As another example, throughout the COVID-19 pandemic, various individuals have used social media platforms to spread what most consider to be scientifically false information, such as claiming that masks are not effective in preventing the spread of the virus or that hydroxychloroquine is a cure for it. Platforms like Twitter took action to remove or moderate this content in order to protect public health. If the DOJ's proposed amendments were in place, Twitter would lose the broad (c)(1) protection currently afforded to it. Instead, if faced with litigation, Twitter would be forced to establish that the removed content objectively violated its terms of use and would need to satisfy all four elements of "good faith" to avoid civil liability. Twitter's decision to remove content, even to protect public health, could lead to civil liability and a substantial evidentiary burden (and corresponding cost) in defending that decision. If Twitter can easily avail itself of Section 230(c) protection so long as it does not restrict access to or flag information as potentially false or misleading, Twitter may allow the proliferation of false information on its platform to avoid a flurry of lawsuits.
The DOJ's proposed revisions also carve-outimmunity for civil actions relating to terrorism, child sex abuse, cyber-stalking and antitrust matters, as well as instances in which the interactive computer service provider knowingly solicits third-party content that would violate federal criminal law. These additional revisions, while important, are not likely to garner the same level of attention as the sweeping proposed revisions to subsection (c).

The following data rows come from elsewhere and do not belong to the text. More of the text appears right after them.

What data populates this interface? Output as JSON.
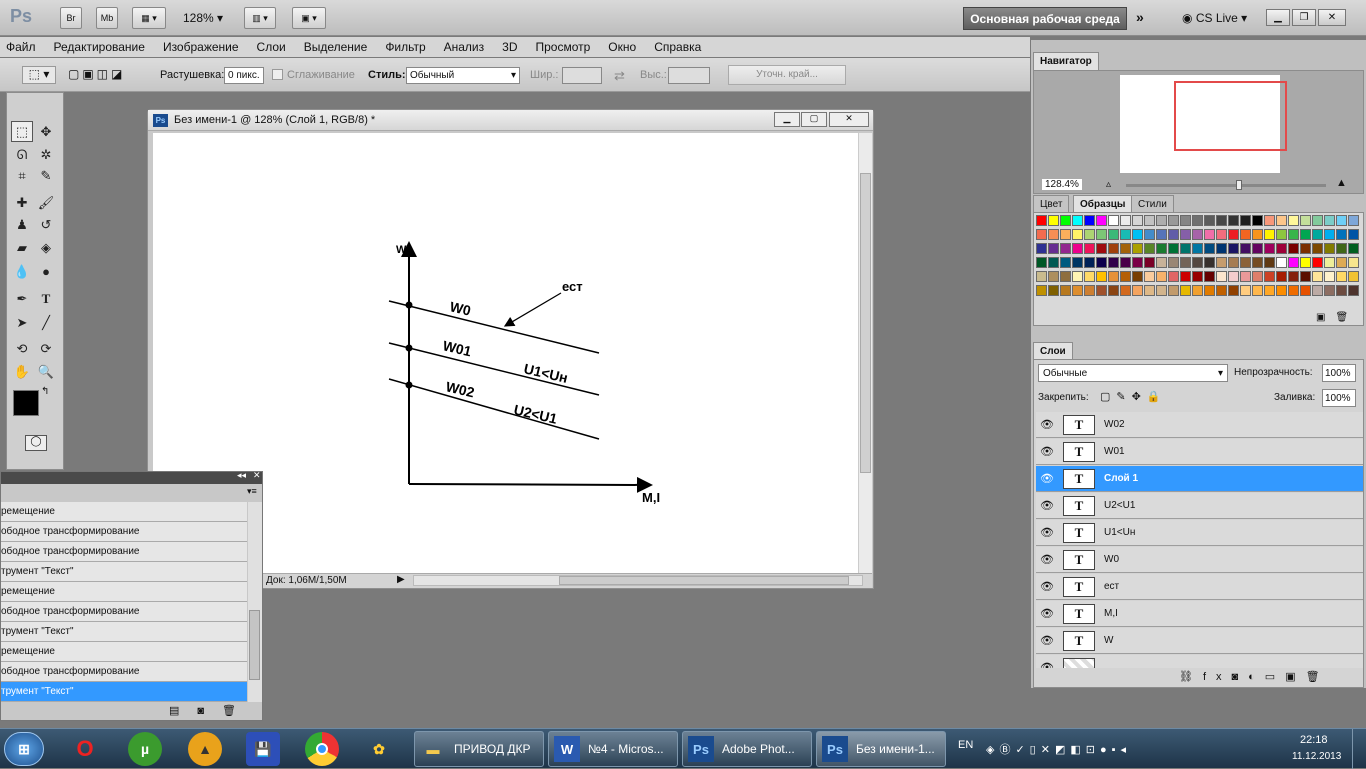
{
  "app": {
    "logo": "Ps",
    "bridge_label": "Br",
    "minibridge_label": "Mb",
    "zoom": "128%",
    "workspace": "Основная рабочая среда",
    "cslive": "CS Live"
  },
  "menu": [
    "Файл",
    "Редактирование",
    "Изображение",
    "Слои",
    "Выделение",
    "Фильтр",
    "Анализ",
    "3D",
    "Просмотр",
    "Окно",
    "Справка"
  ],
  "options": {
    "feather_label": "Растушевка:",
    "feather_value": "0 пикс.",
    "antialias_label": "Сглаживание",
    "style_label": "Стиль:",
    "style_value": "Обычный",
    "width_label": "Шир.:",
    "height_label": "Выс.:",
    "refine_label": "Уточн. край..."
  },
  "document": {
    "icon": "Ps",
    "title": "Без имени-1 @ 128% (Слой 1, RGB/8) *",
    "status": "Док: 1,06M/1,50M"
  },
  "drawing": {
    "y_axis": "W",
    "x_axis": "M,I",
    "labels": [
      "W0",
      "W01",
      "W02",
      "ест",
      "U1<Uн",
      "U2<U1"
    ]
  },
  "history": {
    "items": [
      "ремещение",
      "ободное трансформирование",
      "ободное трансформирование",
      "трумент \"Текст\"",
      "ремещение",
      "ободное трансформирование",
      "трумент \"Текст\"",
      "ремещение",
      "ободное трансформирование",
      "трумент \"Текст\""
    ],
    "selected_index": 9
  },
  "navigator": {
    "tab": "Навигатор",
    "zoom": "128.4%"
  },
  "swatches": {
    "tabs": [
      "Цвет",
      "Образцы",
      "Стили"
    ],
    "active_tab": "Образцы"
  },
  "layers": {
    "tab": "Слои",
    "blend_mode": "Обычные",
    "opacity_label": "Непрозрачность:",
    "opacity_value": "100%",
    "lock_label": "Закрепить:",
    "fill_label": "Заливка:",
    "fill_value": "100%",
    "items": [
      {
        "name": "W02",
        "selected": false
      },
      {
        "name": "W01",
        "selected": false
      },
      {
        "name": "Слой 1",
        "selected": true
      },
      {
        "name": "U2<U1",
        "selected": false
      },
      {
        "name": "U1<Uн",
        "selected": false
      },
      {
        "name": "W0",
        "selected": false
      },
      {
        "name": "ест",
        "selected": false
      },
      {
        "name": "M,I",
        "selected": false
      },
      {
        "name": "W",
        "selected": false
      }
    ]
  },
  "taskbar": {
    "tasks": [
      "ПРИВОД ДКР",
      "№4 - Micros...",
      "Adobe Phot...",
      "Без имени-1..."
    ],
    "lang": "EN",
    "time": "22:18",
    "date": "11.12.2013"
  },
  "colors": {
    "selection": "#3399ff",
    "foreground": "#000000",
    "background": "#ffffff"
  }
}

The value or downside of Section 230 protection remains an ongoing question, but there can be no doubt that the ability of third parties to communicate on the internet, and the right of platforms to moderate that speech, remain critically important. Since the release of these proposed amendments, Federal Communications Commission Chairman Ajit Pai has maintained that the FCC will move forward with rulemaking to interpret the statute and Justice Clarence Thomas called for the U.S. Supreme Court to review its application. See MalwareBytes Inc. v. Enigma Software Group, 2020 DJDAR 11040 (Oct. 13, 2020) (statement of Thomas, J., respecting the denial of certiorari). It remains to be seen whether Congress, the FCC, or the Supreme Court will ultimately change the nature of Section 230 protection and whether those changes will promote the purpose for which the statute was enacted to begin with.